View from Crystal Bay: Strategies for Market Anomalies

Investors aren’t limited to only investing in the S&P 500 and the Dow Jones Industrial Average. Every week we share the market trends we are following. We are interested in whether the trends in those markets are continuing or if they are experiencing a temporary or complete reversal.

When we identify trends, we are only concerned about the price data and what it says about any given market. We don’t need to know why a trend has formed to invest, but our human nature wants to understand what is driving them. Each week we try to offer some perspective on what we think the most substantial moves are and what critical drivers are behind them. Here we look at what is going in our globally diversified, non-correlated Crystal Bay Ubitrend strategy.

Last week’s continuing trends:

  • German Equities
  • Orange Juice
  • Maize
  • U.S. Medium-Term Bonds
  • Canadian Medium-Term Bonds

Last week’s reversing trends:

  • Indonesian Equities
  • U.S. Equities
  • Nickel
  • The New Zealand Dollar
  • Cocoa

What we are taking note of: 

Different strategies in financial markets work at different time horizons. Starting from the longest time horizon to the shortest, we can highlight the main categories of market features or anomalies that can be exploited:

Longer than five years: Equity Risk Premium. 

Over a long time horizon, stocks generate returns above bonds or cash. Every buy-and-hold stock investor takes advantage of it. These returns come with periodic 50% drawdown (about once per decade in recent history)—aye, there’s the rub.

Twelve months to five years: Valuation Mean Reversion.

Expensive stocks tend to underperform cheap stocks, but it usually takes several years to play out.
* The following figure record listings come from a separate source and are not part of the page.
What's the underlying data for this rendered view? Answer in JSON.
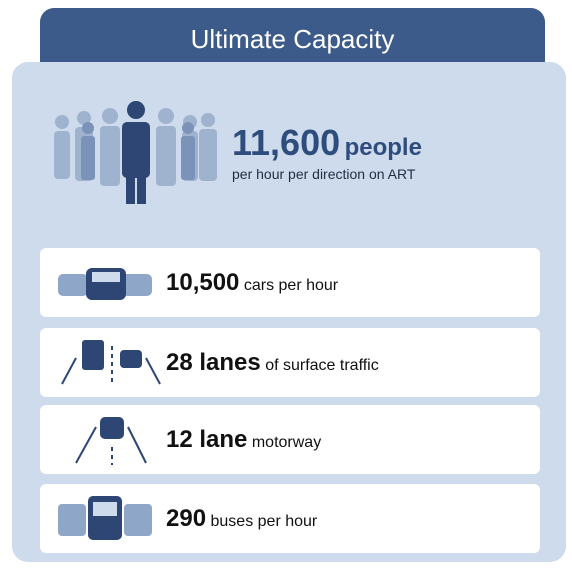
{
  "header": {
    "title": "Ultimate Capacity"
  },
  "headline": {
    "number": "11,600",
    "unit": "people",
    "detail": "per hour per direction on ART"
  },
  "rows": [
    {
      "number": "10,500",
      "text": "cars per hour"
    },
    {
      "number": "28 lanes",
      "text": "of surface traffic"
    },
    {
      "number": "12 lane",
      "text": "motorway"
    },
    {
      "number": "290",
      "text": "buses per hour"
    }
  ]
}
There are multi-year periods when cheap stocks underperform; we’re going through one of these periods right now.

One month to twelve months: Price Momentum. 
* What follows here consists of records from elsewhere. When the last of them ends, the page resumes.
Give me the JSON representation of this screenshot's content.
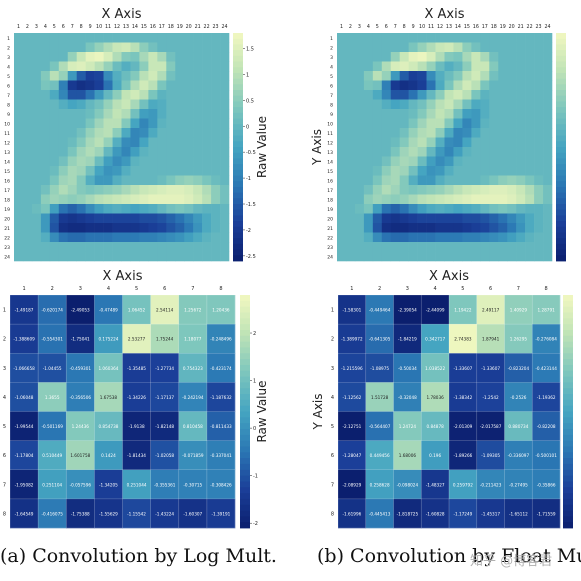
{
  "captions": {
    "a": "(a) Convolution by Log Mult.",
    "b": "(b) Convolution by Float Mult."
  },
  "watermark": "知乎 @博客君",
  "colors": {
    "c0": "#0b1f6e",
    "c1": "#1b3f99",
    "c2": "#2b78b4",
    "c3": "#45a5c1",
    "c4": "#7dc6bd",
    "c5": "#bfe3b6",
    "c6": "#f2f8c0"
  },
  "chart_data": [
    {
      "type": "heatmap",
      "panel": "a-top",
      "xlabel": "X Axis",
      "ylabel": "",
      "colorbar_label": "Raw Value",
      "x_ticks": [
        "1",
        "2",
        "3",
        "4",
        "5",
        "6",
        "7",
        "8",
        "9",
        "10",
        "11",
        "12",
        "13",
        "14",
        "15",
        "16",
        "17",
        "18",
        "19",
        "20",
        "21",
        "22",
        "23",
        "24"
      ],
      "y_ticks": [
        "1",
        "2",
        "3",
        "4",
        "5",
        "6",
        "7",
        "8",
        "9",
        "10",
        "11",
        "12",
        "13",
        "14",
        "15",
        "16",
        "17",
        "18",
        "19",
        "20",
        "21",
        "22",
        "23",
        "24"
      ],
      "colorbar_ticks": [
        "1.5",
        "1",
        "0.5",
        "0",
        "-0.5",
        "-1",
        "-1.5",
        "-2",
        "-2.5"
      ],
      "vmin": -2.6,
      "vmax": 1.8,
      "values": [
        [
          0,
          0,
          0,
          0,
          0,
          0,
          0,
          0,
          0,
          0,
          0,
          0,
          0,
          0,
          0,
          0,
          0,
          0,
          0,
          0,
          0,
          0,
          0,
          0
        ],
        [
          0,
          0,
          0,
          0,
          0,
          0,
          0,
          0,
          0.3,
          0.6,
          0.9,
          1.2,
          1.3,
          1.0,
          0.5,
          0.2,
          0,
          0,
          0,
          0,
          0,
          0,
          0,
          0
        ],
        [
          0,
          0,
          0,
          0,
          0,
          0,
          0.6,
          1.2,
          1.6,
          1.7,
          1.4,
          0.9,
          0.4,
          0.3,
          0.8,
          1.2,
          0.8,
          0.2,
          0,
          0,
          0,
          0,
          0,
          0
        ],
        [
          0,
          0,
          0,
          0,
          0.3,
          0.9,
          1.4,
          1.5,
          1.3,
          1.0,
          0.6,
          0.1,
          -0.2,
          0,
          0.5,
          1.2,
          1.2,
          0.4,
          0,
          0,
          0,
          0,
          0,
          0
        ],
        [
          0,
          0,
          0,
          0.4,
          1.0,
          0.6,
          -0.6,
          -1.5,
          -1.9,
          -1.8,
          -0.8,
          -0.2,
          0.1,
          0.4,
          1.0,
          1.3,
          0.9,
          0.2,
          0,
          0,
          0,
          0,
          0,
          0
        ],
        [
          0,
          0,
          0,
          0.3,
          0.2,
          -1.0,
          -2.0,
          -2.2,
          -2.1,
          -1.9,
          -1.2,
          -0.3,
          0.3,
          0.9,
          1.3,
          1.0,
          0.3,
          0,
          0,
          0,
          0,
          0,
          0,
          0
        ],
        [
          0,
          0,
          0,
          0,
          -0.3,
          -0.9,
          -1.6,
          -1.6,
          -1.2,
          -0.6,
          0,
          0.5,
          1.1,
          1.3,
          1.0,
          0.3,
          -0.1,
          0,
          0,
          0,
          0,
          0,
          0,
          0
        ],
        [
          0,
          0,
          0,
          0,
          0,
          -0.2,
          -0.4,
          -0.3,
          0,
          0.2,
          0.6,
          1.0,
          1.2,
          0.8,
          0.2,
          -0.3,
          -0.2,
          0,
          0,
          0,
          0,
          0,
          0,
          0
        ],
        [
          0,
          0,
          0,
          0,
          0,
          0,
          0,
          0,
          0.1,
          0.4,
          0.8,
          1.1,
          0.9,
          0.2,
          -0.5,
          -0.6,
          -0.2,
          0,
          0,
          0,
          0,
          0,
          0,
          0
        ],
        [
          0,
          0,
          0,
          0,
          0,
          0,
          0,
          0,
          0.3,
          0.7,
          1.0,
          1.0,
          0.4,
          -0.4,
          -0.9,
          -0.6,
          -0.1,
          0,
          0,
          0,
          0,
          0,
          0,
          0
        ],
        [
          0,
          0,
          0,
          0,
          0,
          0,
          0,
          0.2,
          0.6,
          0.9,
          1.0,
          0.5,
          -0.3,
          -0.9,
          -0.8,
          -0.3,
          0,
          0,
          0,
          0,
          0,
          0,
          0,
          0
        ],
        [
          0,
          0,
          0,
          0,
          0,
          0,
          0.1,
          0.4,
          0.8,
          1.0,
          0.6,
          -0.2,
          -0.8,
          -0.9,
          -0.4,
          0,
          0,
          0,
          0,
          0,
          0,
          0,
          0,
          0
        ],
        [
          0,
          0,
          0,
          0,
          0,
          0,
          0.3,
          0.7,
          0.9,
          0.7,
          0,
          -0.6,
          -0.9,
          -0.5,
          -0.1,
          0,
          0,
          0,
          0,
          0,
          0,
          0,
          0,
          0
        ],
        [
          0,
          0,
          0,
          0,
          0,
          0.2,
          0.6,
          0.8,
          0.7,
          0.1,
          -0.5,
          -0.8,
          -0.6,
          -0.1,
          0,
          0,
          0,
          0,
          0,
          0,
          0,
          0,
          0,
          0
        ],
        [
          0,
          0,
          0,
          0,
          0.1,
          0.5,
          0.8,
          0.7,
          0.2,
          -0.4,
          -0.7,
          -0.6,
          -0.2,
          0,
          0,
          0,
          0,
          0,
          0,
          0,
          0,
          0,
          0,
          0
        ],
        [
          0,
          0,
          0,
          0,
          0.3,
          0.7,
          0.8,
          0.4,
          -0.2,
          -0.6,
          -0.6,
          -0.2,
          0,
          0,
          0,
          0,
          0.1,
          0.3,
          0.5,
          0.6,
          0.5,
          0.3,
          0.1,
          0
        ],
        [
          0,
          0,
          0,
          0.2,
          0.6,
          0.9,
          0.7,
          0.4,
          0.3,
          0.4,
          0.5,
          0.6,
          0.8,
          1.0,
          1.2,
          1.3,
          1.4,
          1.5,
          1.5,
          1.4,
          1.2,
          0.9,
          0.5,
          0.2
        ],
        [
          0,
          0,
          0,
          0.5,
          0.7,
          0.6,
          0.5,
          0.6,
          0.8,
          1.0,
          1.1,
          1.2,
          1.3,
          1.4,
          1.5,
          1.6,
          1.6,
          1.6,
          1.6,
          1.5,
          1.3,
          1.0,
          0.5,
          0.2
        ],
        [
          0,
          0,
          0.1,
          0.3,
          -0.5,
          -1.2,
          -1.4,
          -1.2,
          -0.8,
          -0.5,
          -0.3,
          -0.2,
          -0.3,
          -0.4,
          -0.3,
          -0.2,
          0,
          0.2,
          0.3,
          0.2,
          0,
          -0.1,
          -0.1,
          0
        ],
        [
          0,
          0,
          0,
          -0.6,
          -1.5,
          -2.0,
          -2.1,
          -2.0,
          -1.9,
          -1.8,
          -1.8,
          -1.8,
          -1.8,
          -1.8,
          -1.7,
          -1.7,
          -1.6,
          -1.4,
          -1.2,
          -0.9,
          -0.6,
          -0.3,
          -0.1,
          0
        ],
        [
          0,
          0,
          0,
          -0.6,
          -1.6,
          -2.2,
          -2.3,
          -2.3,
          -2.2,
          -2.2,
          -2.2,
          -2.1,
          -2.1,
          -2.1,
          -2.0,
          -1.9,
          -1.8,
          -1.6,
          -1.4,
          -1.1,
          -0.7,
          -0.3,
          -0.1,
          0
        ],
        [
          0,
          0,
          0,
          -0.2,
          -0.8,
          -1.2,
          -1.3,
          -1.3,
          -1.2,
          -1.2,
          -1.2,
          -1.1,
          -1.1,
          -1.1,
          -1.0,
          -1.0,
          -0.9,
          -0.8,
          -0.7,
          -0.5,
          -0.3,
          -0.1,
          0,
          0
        ],
        [
          0,
          0,
          0,
          0,
          0,
          0,
          0,
          0,
          0,
          0,
          0,
          0,
          0,
          0,
          0,
          0,
          0,
          0,
          0,
          0,
          0,
          0,
          0,
          0
        ],
        [
          0,
          0,
          0,
          0,
          0,
          0,
          0,
          0,
          0,
          0,
          0,
          0,
          0,
          0,
          0,
          0,
          0,
          0,
          0,
          0,
          0,
          0,
          0,
          0
        ]
      ]
    },
    {
      "type": "heatmap",
      "panel": "b-top",
      "xlabel": "X Axis",
      "ylabel": "Y Axis",
      "colorbar_label": "",
      "x_ticks": [
        "1",
        "2",
        "3",
        "4",
        "5",
        "6",
        "7",
        "8",
        "9",
        "10",
        "11",
        "12",
        "13",
        "14",
        "15",
        "16",
        "17",
        "18",
        "19",
        "20",
        "21",
        "22",
        "23",
        "24"
      ],
      "y_ticks": [
        "1",
        "2",
        "3",
        "4",
        "5",
        "6",
        "7",
        "8",
        "9",
        "10",
        "11",
        "12",
        "13",
        "14",
        "15",
        "16",
        "17",
        "18",
        "19",
        "20",
        "21",
        "22",
        "23",
        "24"
      ],
      "vmin": -2.6,
      "vmax": 1.8,
      "values_same_as": "a-top"
    },
    {
      "type": "heatmap",
      "panel": "a-bottom",
      "xlabel": "X Axis",
      "ylabel": "",
      "colorbar_label": "Raw Value",
      "x_ticks": [
        "1",
        "2",
        "3",
        "4",
        "5",
        "6",
        "7",
        "8"
      ],
      "y_ticks": [
        "1",
        "2",
        "3",
        "4",
        "5",
        "6",
        "7",
        "8"
      ],
      "colorbar_ticks": [
        "2",
        "1",
        "0",
        "-1",
        "-2"
      ],
      "vmin": -2.1,
      "vmax": 2.8,
      "values": [
        [
          -1.49187,
          -0.620174,
          -2.49053,
          -0.47489,
          1.06452,
          2.54114,
          1.25672,
          1.20436
        ],
        [
          -1.388609,
          -0.554301,
          -1.75041,
          0.175224,
          2.53277,
          1.75244,
          1.18077,
          -0.248496
        ],
        [
          -1.066658,
          -1.04455,
          -0.459301,
          1.060364,
          -1.35485,
          -1.27734,
          0.754323,
          -0.423174
        ],
        [
          -1.06048,
          1.3655,
          -0.356506,
          1.67538,
          -1.34226,
          -1.17137,
          -0.242194,
          -1.187632
        ],
        [
          -1.99544,
          -0.501169,
          1.24436,
          0.854738,
          -1.9138,
          -1.82148,
          0.810458,
          -0.811433
        ],
        [
          -1.17804,
          0.510449,
          1.601758,
          0.1424,
          -1.81434,
          -1.02058,
          -0.071859,
          -0.337041
        ],
        [
          -1.95082,
          0.251104,
          -0.057596,
          -1.34205,
          0.251044,
          -0.355361,
          -0.30715,
          -0.308426
        ],
        [
          -1.64549,
          -0.416075,
          -1.75388,
          -1.55629,
          -1.15542,
          -1.43224,
          -1.60307,
          -1.39191
        ]
      ]
    },
    {
      "type": "heatmap",
      "panel": "b-bottom",
      "xlabel": "X Axis",
      "ylabel": "Y Axis",
      "colorbar_label": "",
      "x_ticks": [
        "1",
        "2",
        "3",
        "4",
        "5",
        "6",
        "7",
        "8"
      ],
      "y_ticks": [
        "1",
        "2",
        "3",
        "4",
        "5",
        "6",
        "7",
        "8"
      ],
      "vmin": -2.1,
      "vmax": 2.8,
      "values": [
        [
          -1.58301,
          -0.449464,
          -2.39054,
          -2.44099,
          1.19422,
          2.49117,
          1.40929,
          1.28791
        ],
        [
          -1.389972,
          -0.641305,
          -1.84219,
          0.342717,
          2.74383,
          1.87941,
          1.26295,
          -0.276084
        ],
        [
          -1.215596,
          -1.08975,
          -0.50034,
          1.038522,
          -1.33607,
          -1.33607,
          -0.823204,
          -0.423144
        ],
        [
          -1.12562,
          1.51728,
          -0.32048,
          1.78036,
          -1.38342,
          -1.2542,
          -0.2526,
          -1.19362
        ],
        [
          -2.12751,
          -0.564407,
          1.24724,
          0.84878,
          -2.01309,
          -2.017587,
          0.880734,
          -0.82208
        ],
        [
          -1.28047,
          0.449456,
          1.68006,
          0.196,
          -1.89266,
          -1.09305,
          -0.336097,
          -0.500101
        ],
        [
          -2.08929,
          0.258628,
          -0.098024,
          -1.48327,
          0.259792,
          -0.211423,
          -0.27495,
          -0.35866
        ],
        [
          -1.61996,
          -0.445413,
          -1.818725,
          -1.60828,
          -1.17249,
          -1.45317,
          -1.65112,
          -1.71559
        ]
      ]
    }
  ]
}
Instruments that rise in price tend to continue rising; instruments that fall in price tend to continue falling. This effect has been documented across stocks, bonds, currencies, and commodities.
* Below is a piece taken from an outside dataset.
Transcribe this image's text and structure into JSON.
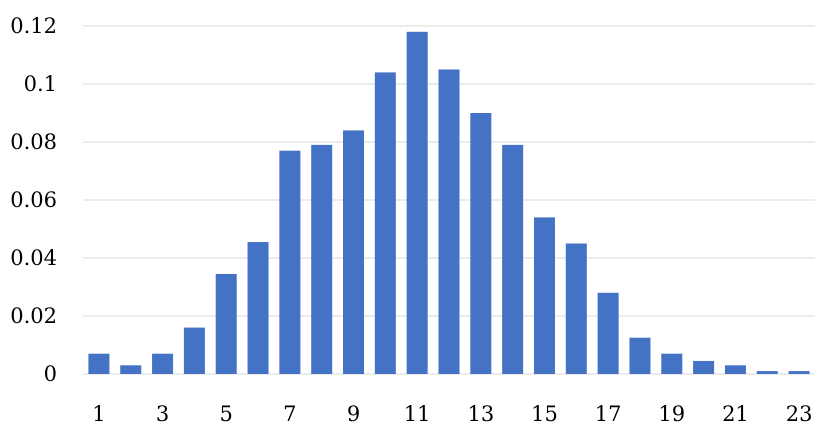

Three days to one month: Stock Mean Reversion

Unlike all other financial instruments, stocks that outperform one month tend to underperform the next month. This effect has not been observed in bonds, currencies, or commodities.

1-3 days: Intraday Momentum. 

Internal market dynamics give rise to several kinds of short-term momentum. As one example, leveraged ETF providers rebalance their portfolios at the end of each day. When the market goes up during the day, they’re forced to buy at the close; when the market goes down during the day, they’re forced to sell at the close. Their buying and selling pressure creates momentum in equity indexes in the last 30 minutes of trading.

Milliseconds to Minutes:

There are a number of market microstructure dynamics that create mean reversion at the shortest time horizon, including the bid-ask bounce harvested by market-makers and high-frequency traders.

Market anomalies with horizons shorter than one month are usually not available to retail investors. They require high turnover, expensive infrastructure, and they’re limited in the amount of capital that can be deployed.

A portfolio construction process should incorporate equity risk premium, valuation, and price momentum as sources of return, in addition to income-generation from fixed income or carry strategies. There are many ways to combine them, and every investor has their unique requirements that will put different weights on them, but a portfolio that is missing one or more of these sources of returns is leaving money on the table.